Embora contra a corrente, nomeadamente do pensamento do primeiro-ministro de Portugal, quero aqui falar de um assunto- sofrimento no trabalho- que, no nosso país, é assunto de que não se fala e nada ou pouco tem interessado aos investigadores da área da segurança e saúde no trabalho. Na área da psicologia social já aparece uma ou outra pessoa a tratar do assunto ou a referir investigadores internacionais como a equipa de Dejours. O sofrimento no trabalho é assunto económico, social e político. A sua existência e a sua eventual progressão nas nossas sociedades atuais é um sinal de alarme.

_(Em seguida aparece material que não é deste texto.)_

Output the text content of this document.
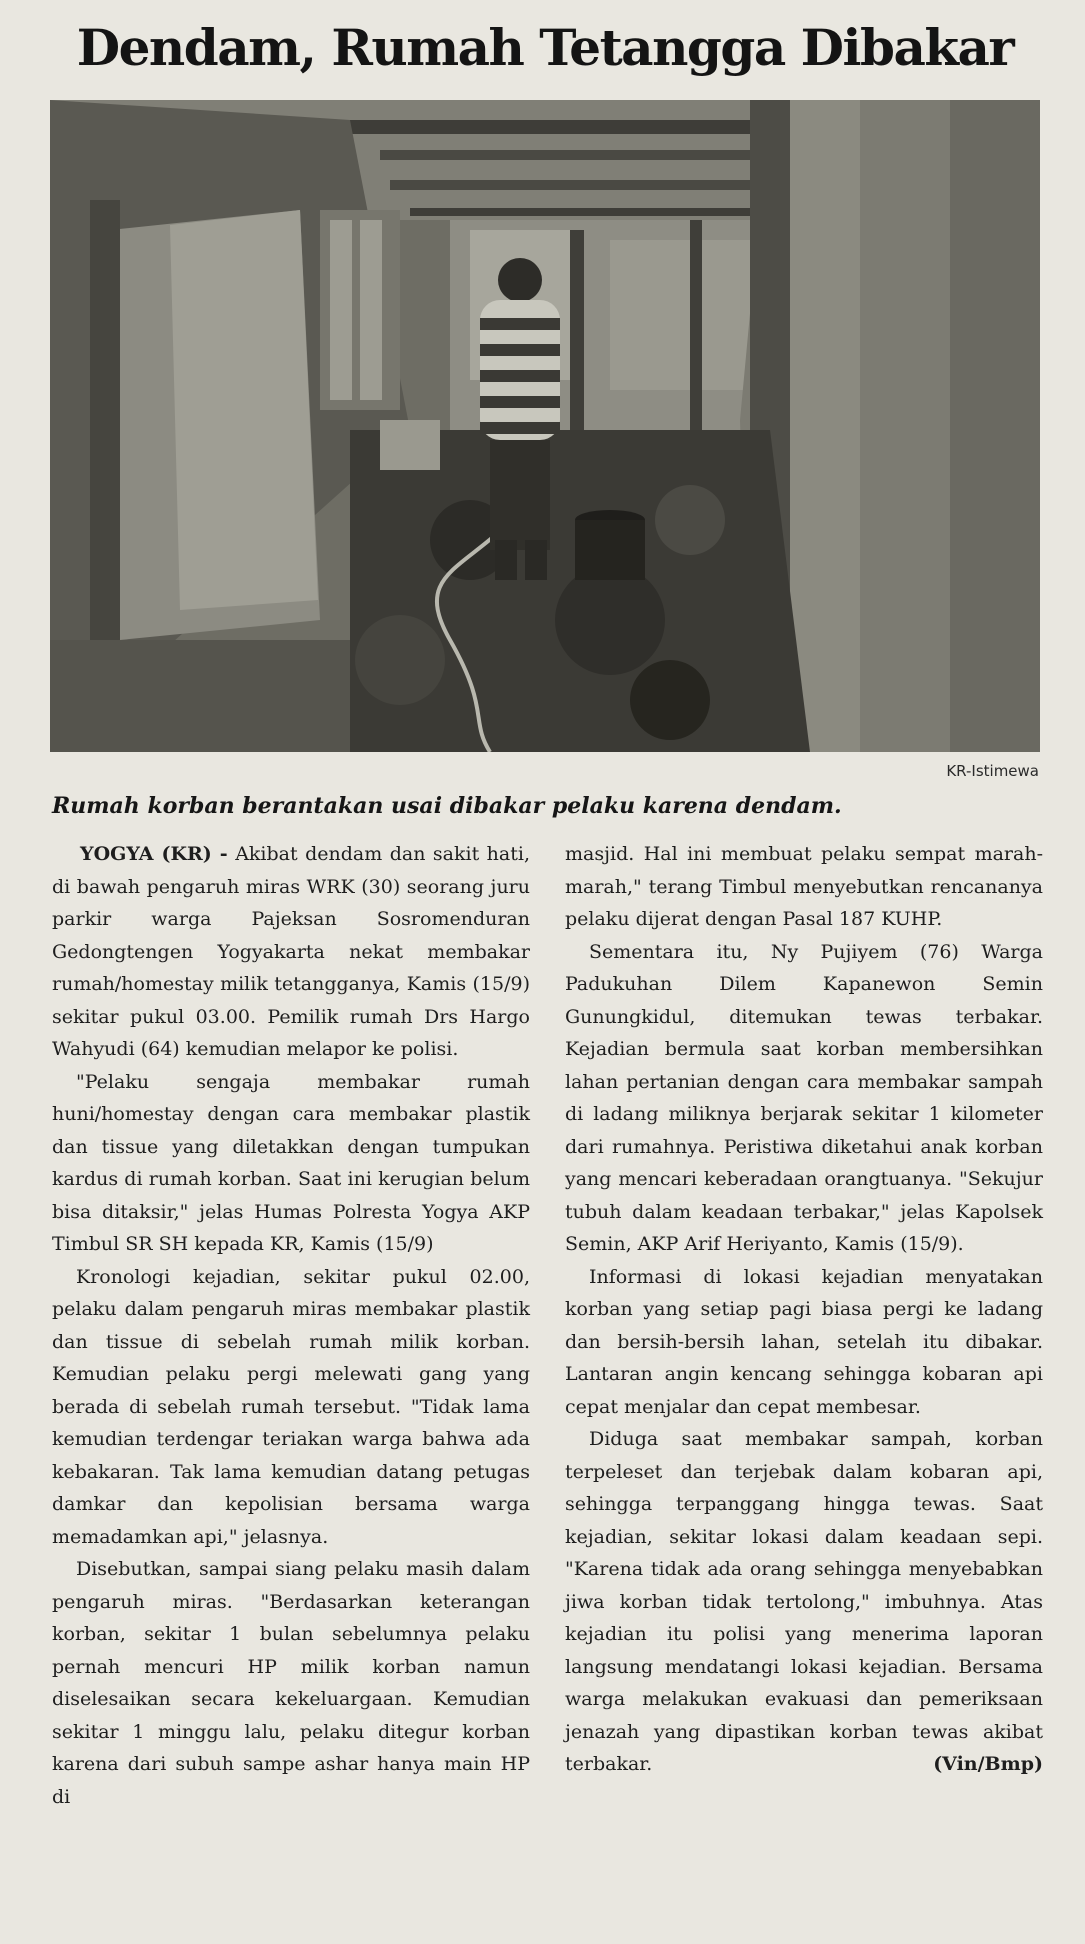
Dendam, Rumah Tetangga Dibakar
KR-Istimewa
Rumah korban berantakan usai dibakar pelaku karena dendam.

YOGYA (KR) - Akibat dendam dan sakit hati, di bawah pengaruh miras WRK (30) seorang juru parkir warga Pajeksan Sosromenduran Gedongtengen Yogyakarta nekat membakar rumah/homestay milik tetangganya, Kamis (15/9) sekitar pukul 03.00. Pemilik rumah Drs Hargo Wahyudi (64) kemudian melapor ke polisi.

"Pelaku sengaja membakar rumah huni/homestay dengan cara membakar plastik dan tissue yang diletakkan dengan tumpukan kardus di rumah korban. Saat ini kerugian belum bisa ditaksir," jelas Humas Polresta Yogya AKP Timbul SR SH kepada KR, Kamis (15/9)

Kronologi kejadian, sekitar pukul 02.00, pelaku dalam pengaruh miras membakar plastik dan tissue di sebelah rumah milik korban. Kemudian pelaku pergi melewati gang yang berada di sebelah rumah tersebut. "Tidak lama kemudian terdengar teriakan warga bahwa ada kebakaran. Tak lama kemudian datang petugas damkar dan kepolisian bersama warga memadamkan api," jelasnya.

Disebutkan, sampai siang pelaku masih dalam pengaruh miras. "Berdasarkan keterangan korban, sekitar 1 bulan sebelumnya pelaku pernah mencuri HP milik korban namun diselesaikan secara kekeluargaan. Kemudian sekitar 1 minggu lalu, pelaku ditegur korban karena dari subuh sampe ashar hanya main HP di

masjid. Hal ini membuat pelaku sempat marah-marah," terang Timbul menyebutkan rencananya pelaku dijerat dengan Pasal 187 KUHP.

Sementara itu, Ny Pujiyem (76) Warga Padukuhan Dilem Kapanewon Semin Gunungkidul, ditemukan tewas terbakar. Kejadian bermula saat korban membersihkan lahan pertanian dengan cara membakar sampah di ladang miliknya berjarak sekitar 1 kilometer dari rumahnya. Peristiwa diketahui anak korban yang mencari keberadaan orangtuanya. "Sekujur tubuh dalam keadaan terbakar," jelas Kapolsek Semin, AKP Arif Heriyanto, Kamis (15/9).

Informasi di lokasi kejadian menyatakan korban yang setiap pagi biasa pergi ke ladang dan bersih-bersih lahan, setelah itu dibakar. Lantaran angin kencang sehingga kobaran api cepat menjalar dan cepat membesar.

Diduga saat membakar sampah, korban terpeleset dan terjebak dalam kobaran api, sehingga terpanggang hingga tewas. Saat kejadian, sekitar lokasi dalam keadaan sepi. "Karena tidak ada orang sehingga menyebabkan jiwa korban tidak tertolong," imbuhnya. Atas kejadian itu polisi yang menerima laporan langsung mendatangi lokasi kejadian. Bersama warga melakukan evakuasi dan pemeriksaan jenazah yang dipastikan korban tewas akibat terbakar.	(Vin/Bmp)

Hoje com as novas formas de organização do trabalho criadas para responder cada vez mais á competição, às exigências dos clientes e às encomendas, bem como ao lucro rápido, aparecem cada vez mais os problemas de stresse no trabalho e a depressão relacionada com este. A sobre-exploração dos trabalhadores, possível por essas formas de organização do trabalho e pelas enormes potencialidades das novas tecnologias, pode criar um mundo laboral doente, tanto sobre ponto de vista físico como psíquico!
Claro que este discurso ainda é olhado com desconfiança por muita gente! Alguns, inclusive, especialistas, dizem, por exemplo, que não podemos dar acolhimento a uma mentalidade lamurienta e de queixinhas! Dizem, inclusive, quanto ao stresse no trabalho, que há «stresse bom e stresse mau». Dizem ainda que a maioria dos trabalhadores «está muito bem e até anda satisfeita» e, portanto, atenção, não vamos «pôr em causa o trabalho»!
Ora, vamos então colocar as questões no seu lugar. Primeiro as «queixas» dos trabalhadores são um elemento fundamental a ter em conta na avaliação de riscos e no estabelecimento de medidas de segurança e saúde. Quando ouço alguém desvalorizar estas queixas está tudo dito!
Em segundo lugar temos que dizer quanto ao stresse o seguinte. Existe o stresse ocasional, agudo, e o stresse crónico que se prolonga por tempo indeterminado. O stresse agudo, caso seja meramente pontual e não tenha afetado o trabalhador de forma traumática não acarreta problemas de maior para a nossa saúde! Já o stresse crónico pode comportar vários problemas para a saúde do trabalhador. Quanto mais prolongado pior.
Quanto á ideia de que existe uma minoria de trabalhadores com problemas de saúde há que estar atento ao seguinte. Os efeitos das doenças profissionais em geral não se manifestam de imediato. Podem levar anos e, em alguns casos décadas. Por outro lado, o facto de termos um trabalhador doente num local de trabalho deve servir de alerta para nos interrogarmos sobre o que poderá estar a acontecer no mesmo ou na empresa.
A existência de um caso evidente de depressão num local de trabalho pode ser um indicador de um alto nível de sofrimento que está a atingir uma larga percentagem de trabalhadores.
A existência de um serviço efetivo de segurança e saúde no trabalho, o recurso á formação de trabalhadores, nomeadamente de representantes para a SST, na dimensão dos riscos psicossociais, a elaboração de guias de apoio, a criação de grupos na empresa para falar destes problemas são medidas que podem ajudar a prevenir o sofrimento no trabalho.
Num quadro de grande desemprego e precariedade, o medo e a concorrência entre trabalhadores aumenta. A aplicação de sistemas de avaliação competitivos, a meritocracia endeusada e o assédio são os grandes fatores do desgaste, do medo de não «estar á altura», de não «responder aos desafios»!
Para os ideólogos do velho pensamento liberal, agora globalizado, estes são os condimentos necessários, o caldo cultural do «novo homem» que querem construir. Um «homem» que colocam como modelo a seguir-forte e não lamuriento- mas que não passa de um escravo moderno que mais tarde ou mais cedo vai quebrar! Desde sempre os homens se revoltaram contra a escravatura. Adoecer também poder ser uma revolta!